In this review, four studies used AD rat models (32, 53, 54, 59). Three of these studies used a mixture of bifidobacteria and lactobacilli strains, while one study used L. plantarum. Interestingly, the findings are relatively in line with the results of mice studies in the sense that significant evidence can be found for improvement on both cognitive functioning and gut microbiota composition, whereas more ambiguous results can be found for Aβ levels.

To go from animal to clinical trials, information on preliminary efficacy, toxicity, safety, and pharmacokinetics is needed. Research should look into the optimal duration of probiotic supplementation in AD, as well as the ability of probiotics to survive passage through the human GI tract. For future clinical trials, it is recommended to use oral administration (i.e., in the form of a sachet or pill), as this is minimally invasive for patients.
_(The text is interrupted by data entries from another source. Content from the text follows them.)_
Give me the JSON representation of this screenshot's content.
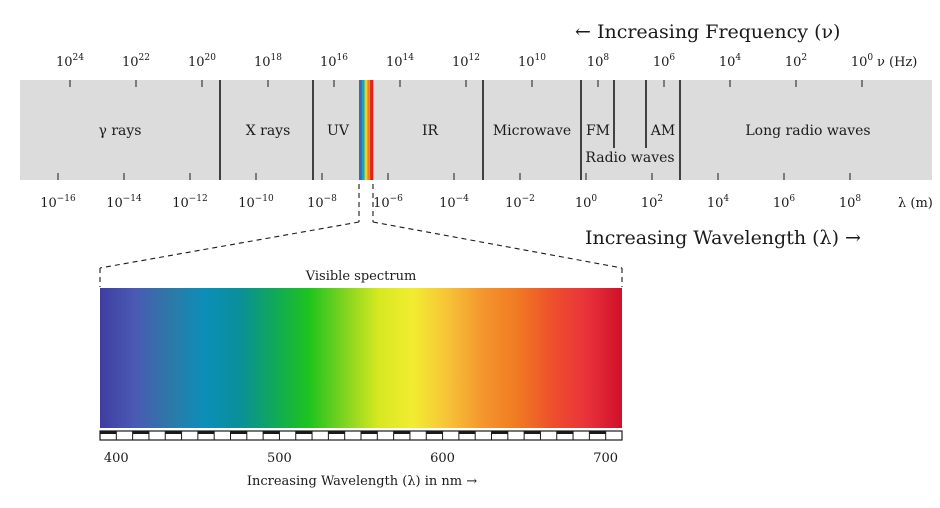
{
  "frequency_axis": {
    "direction_label": "← Increasing Frequency (ν)",
    "unit": "ν (Hz)",
    "ticks": [
      {
        "base": "10",
        "exp": "24"
      },
      {
        "base": "10",
        "exp": "22"
      },
      {
        "base": "10",
        "exp": "20"
      },
      {
        "base": "10",
        "exp": "18"
      },
      {
        "base": "10",
        "exp": "16"
      },
      {
        "base": "10",
        "exp": "14"
      },
      {
        "base": "10",
        "exp": "12"
      },
      {
        "base": "10",
        "exp": "10"
      },
      {
        "base": "10",
        "exp": "8"
      },
      {
        "base": "10",
        "exp": "6"
      },
      {
        "base": "10",
        "exp": "4"
      },
      {
        "base": "10",
        "exp": "2"
      },
      {
        "base": "10",
        "exp": "0"
      }
    ]
  },
  "wavelength_axis": {
    "direction_label": "Increasing Wavelength (λ) →",
    "unit": "λ (m)",
    "ticks": [
      {
        "base": "10",
        "exp": "−16"
      },
      {
        "base": "10",
        "exp": "−14"
      },
      {
        "base": "10",
        "exp": "−12"
      },
      {
        "base": "10",
        "exp": "−10"
      },
      {
        "base": "10",
        "exp": "−8"
      },
      {
        "base": "10",
        "exp": "−6"
      },
      {
        "base": "10",
        "exp": "−4"
      },
      {
        "base": "10",
        "exp": "−2"
      },
      {
        "base": "10",
        "exp": "0"
      },
      {
        "base": "10",
        "exp": "2"
      },
      {
        "base": "10",
        "exp": "4"
      },
      {
        "base": "10",
        "exp": "6"
      },
      {
        "base": "10",
        "exp": "8"
      }
    ]
  },
  "bands": {
    "gamma": "γ rays",
    "xray": "X rays",
    "uv": "UV",
    "ir": "IR",
    "microwave": "Microwave",
    "fm": "FM",
    "am": "AM",
    "radio": "Radio waves",
    "long_radio": "Long radio waves"
  },
  "visible": {
    "title": "Visible spectrum",
    "axis_label": "Increasing Wavelength (λ) in nm →",
    "ticks": [
      "400",
      "500",
      "600",
      "700"
    ],
    "range_nm": [
      390,
      710
    ],
    "gradient_colors": [
      "#3f3ea0",
      "#4a5ab4",
      "#2e78a8",
      "#0a8fb8",
      "#0a8f9a",
      "#10a85a",
      "#1ec31e",
      "#7ed321",
      "#d6e820",
      "#f2ec30",
      "#f7c238",
      "#f4962e",
      "#f07a22",
      "#ee4f2c",
      "#e8323a",
      "#d0102a"
    ]
  },
  "colors": {
    "band_fill": "#dcdcdc",
    "line": "#1a1a1a",
    "mini_spectrum": [
      "#3a6ab0",
      "#1aa4c0",
      "#f2d020",
      "#f08020",
      "#e02020"
    ]
  }
}
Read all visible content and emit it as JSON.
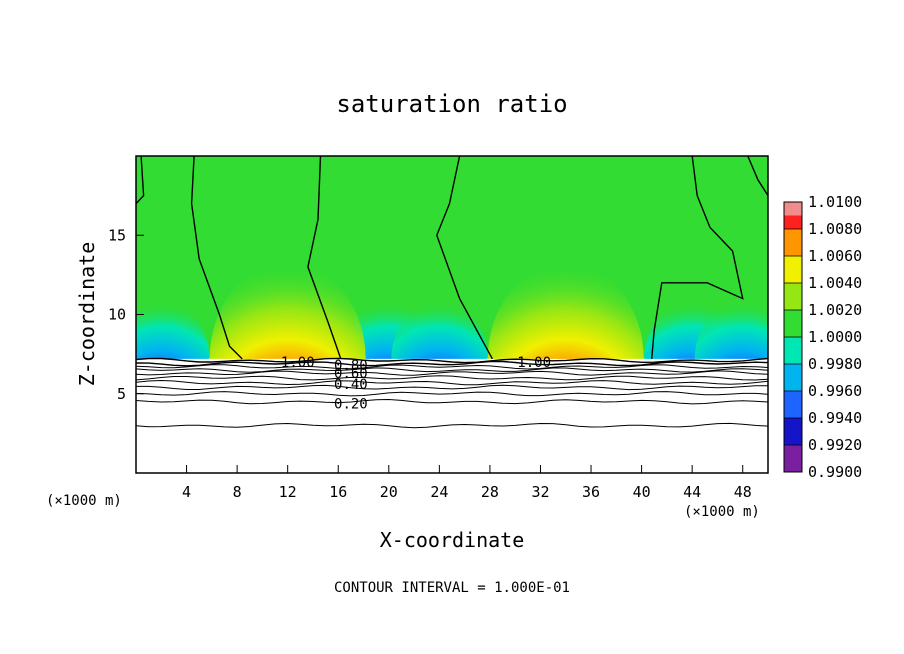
{
  "chart_data": {
    "type": "heatmap",
    "title": "saturation ratio",
    "xlabel": "X-coordinate",
    "ylabel": "Z-coordinate",
    "x_unit": "(×1000 m)",
    "x_unit_right": "(×1000 m)",
    "xlim": [
      0,
      50
    ],
    "ylim": [
      0,
      20
    ],
    "x_ticks": [
      4,
      8,
      12,
      16,
      20,
      24,
      28,
      32,
      36,
      40,
      44,
      48
    ],
    "y_ticks": [
      5,
      10,
      15
    ],
    "footer": "CONTOUR INTERVAL = 1.000E-01",
    "colorbar": {
      "levels": [
        "0.9900",
        "0.9920",
        "0.9940",
        "0.9960",
        "0.9980",
        "1.0000",
        "1.0020",
        "1.0040",
        "1.0060",
        "1.0080",
        "1.0100"
      ],
      "colors": [
        "#7a1fa0",
        "#1414c8",
        "#1e64ff",
        "#00b4f0",
        "#00e6b4",
        "#32dc32",
        "#96e614",
        "#f0f000",
        "#ff9600",
        "#ff2020",
        "#f08c8c"
      ]
    },
    "contour_labels": [
      {
        "text": "1.00",
        "x": 12.8,
        "y": 7.0
      },
      {
        "text": "0.80",
        "x": 17.0,
        "y": 6.8
      },
      {
        "text": "0.60",
        "x": 17.0,
        "y": 6.3
      },
      {
        "text": "0.40",
        "x": 17.0,
        "y": 5.6
      },
      {
        "text": "0.20",
        "x": 17.0,
        "y": 4.4
      },
      {
        "text": "1.00",
        "x": 31.5,
        "y": 7.0
      }
    ],
    "contour_levels_below": [
      7.1,
      6.9,
      6.7,
      6.5,
      6.3,
      6.0,
      5.7,
      5.4,
      5.0,
      4.5,
      3.0
    ],
    "maxima_centers_x": [
      12,
      34
    ],
    "minima_centers_x": [
      2,
      20,
      24,
      44,
      48
    ]
  }
}
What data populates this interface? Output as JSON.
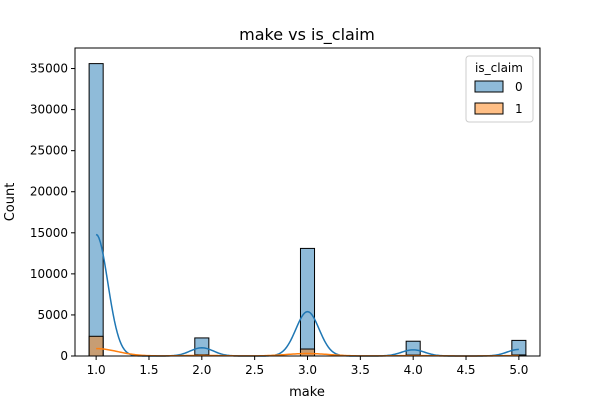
{
  "chart_data": {
    "type": "histogram",
    "title": "make vs is_claim",
    "xlabel": "make",
    "ylabel": "Count",
    "xlim": [
      0.8,
      5.2
    ],
    "ylim": [
      0,
      37500
    ],
    "x_ticks": [
      1.0,
      1.5,
      2.0,
      2.5,
      3.0,
      3.5,
      4.0,
      4.5,
      5.0
    ],
    "x_tick_labels": [
      "1.0",
      "1.5",
      "2.0",
      "2.5",
      "3.0",
      "3.5",
      "4.0",
      "4.5",
      "5.0"
    ],
    "y_ticks": [
      0,
      5000,
      10000,
      15000,
      20000,
      25000,
      30000,
      35000
    ],
    "y_tick_labels": [
      "0",
      "5000",
      "10000",
      "15000",
      "20000",
      "25000",
      "30000",
      "35000"
    ],
    "bin_width": 0.133,
    "legend": {
      "title": "is_claim",
      "position": "top-right"
    },
    "grid": false,
    "series": [
      {
        "name": "0",
        "color": "#1f77b4",
        "bars": [
          {
            "x": 1.0,
            "count": 35600
          },
          {
            "x": 2.0,
            "count": 2200
          },
          {
            "x": 3.0,
            "count": 13100
          },
          {
            "x": 4.0,
            "count": 1800
          },
          {
            "x": 5.0,
            "count": 1900
          }
        ],
        "kde_peaks": [
          {
            "x": 1.0,
            "y": 14800
          },
          {
            "x": 2.0,
            "y": 1000
          },
          {
            "x": 3.0,
            "y": 5400
          },
          {
            "x": 4.0,
            "y": 750
          },
          {
            "x": 5.0,
            "y": 800
          }
        ],
        "kde_sigma": 0.11
      },
      {
        "name": "1",
        "color": "#ff7f0e",
        "bars": [
          {
            "x": 1.0,
            "count": 2400
          },
          {
            "x": 2.0,
            "count": 150
          },
          {
            "x": 3.0,
            "count": 850
          },
          {
            "x": 4.0,
            "count": 120
          },
          {
            "x": 5.0,
            "count": 130
          }
        ],
        "kde_peaks": [
          {
            "x": 1.0,
            "y": 900
          },
          {
            "x": 2.0,
            "y": 70
          },
          {
            "x": 3.0,
            "y": 300
          },
          {
            "x": 4.0,
            "y": 50
          },
          {
            "x": 5.0,
            "y": 50
          }
        ],
        "kde_sigma": 0.2
      }
    ]
  }
}
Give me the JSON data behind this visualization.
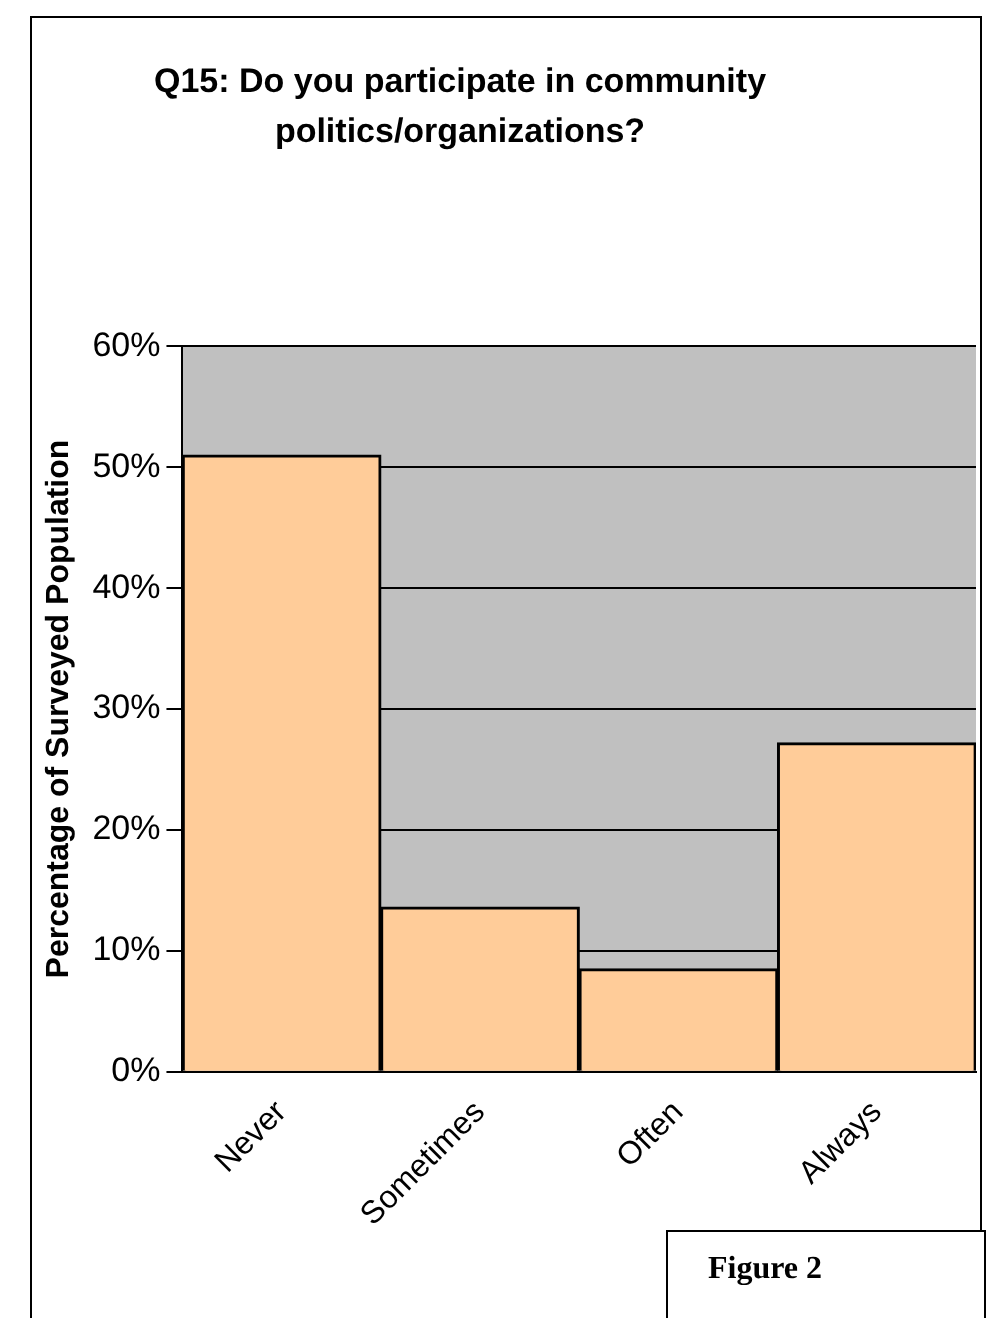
{
  "chart_data": {
    "type": "bar",
    "title": "Q15: Do you participate in community politics/organizations?",
    "ylabel": "Percentage of Surveyed Population",
    "categories": [
      "Never",
      "Sometimes",
      "Often",
      "Always"
    ],
    "values": [
      51,
      13.6,
      8.5,
      27.2
    ],
    "color": "#ffcc99",
    "ylim": [
      0,
      60
    ],
    "yticks": [
      {
        "value": 0,
        "label": "0%"
      },
      {
        "value": 10,
        "label": "10%"
      },
      {
        "value": 20,
        "label": "20%"
      },
      {
        "value": 30,
        "label": "30%"
      },
      {
        "value": 40,
        "label": "40%"
      },
      {
        "value": 50,
        "label": "50%"
      },
      {
        "value": 60,
        "label": "60%"
      }
    ],
    "grid": "y",
    "legend": false,
    "annotations": [
      "Figure 2"
    ]
  }
}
Some limitations of this review must be mentioned. First, the included studies used a variety of animal models, as well as a variety of cognitive tests. These cognitive tests assess a slightly different part of cognitive functioning, which negatively influences the internal validity of this review. Second, as assessed in Chapter 3.2, only one study (46) has a high methodological quality. Therefore, the general poor methodological quality may have negatively influenced the results of this study. These findings support the statement that the reporting of experimental details on animals, methods and materials in animal studies is often poor (98). Third, the included studies used relatively small intervention groups and mostly male mice, which both negatively affect the external validity of the results. This is unfortunate as sex and gender differences exist both in the human form of AD and in the human microbiome. Furthermore, most of the included studies were conducted over a period of 2 months. Therefore, long-term conclusions cannot be drawn. Also, specific probiotics were only tested in a single study, and no direct comparisons between probiotics have been made so far. Lastly, publication bias may have caused an underreporting of studies where no effects were found. A strength of this review is that this review provides an in-depth overview of all animal studies on AD on probiotic strain level, whilst taking multiple outcome variables into account.

Future research should investigate the clinical effects of probiotic supplementation on AD symptoms and hallmarks. B. longum (NK46), C. butyricum and the mixture SLAB51 are promising types of probiotics to test in clinical trials. B. longum is considered safe for human consumption by the EFSA (74). It is advised to use oral administration. It is also argued that AD drugs can potentially have a negative effect on the gut microbiota whilst temporarily alleviating the symptoms of AD (e.g., cognitive improvement, reduced inflammation, or a reduction of Aβ and tau proteins) (94). Others argue that the combined administration of prebiotics, probiotics, and treatment could prevent or alleviate gut problems, which may potentially strengthen the efficacy of AD drugs by eliminating a possible factor that sustains the disease (94). This combination may be especially relevant to investigate in AD patients who are currently unresponsive to pharmacological treatment (94).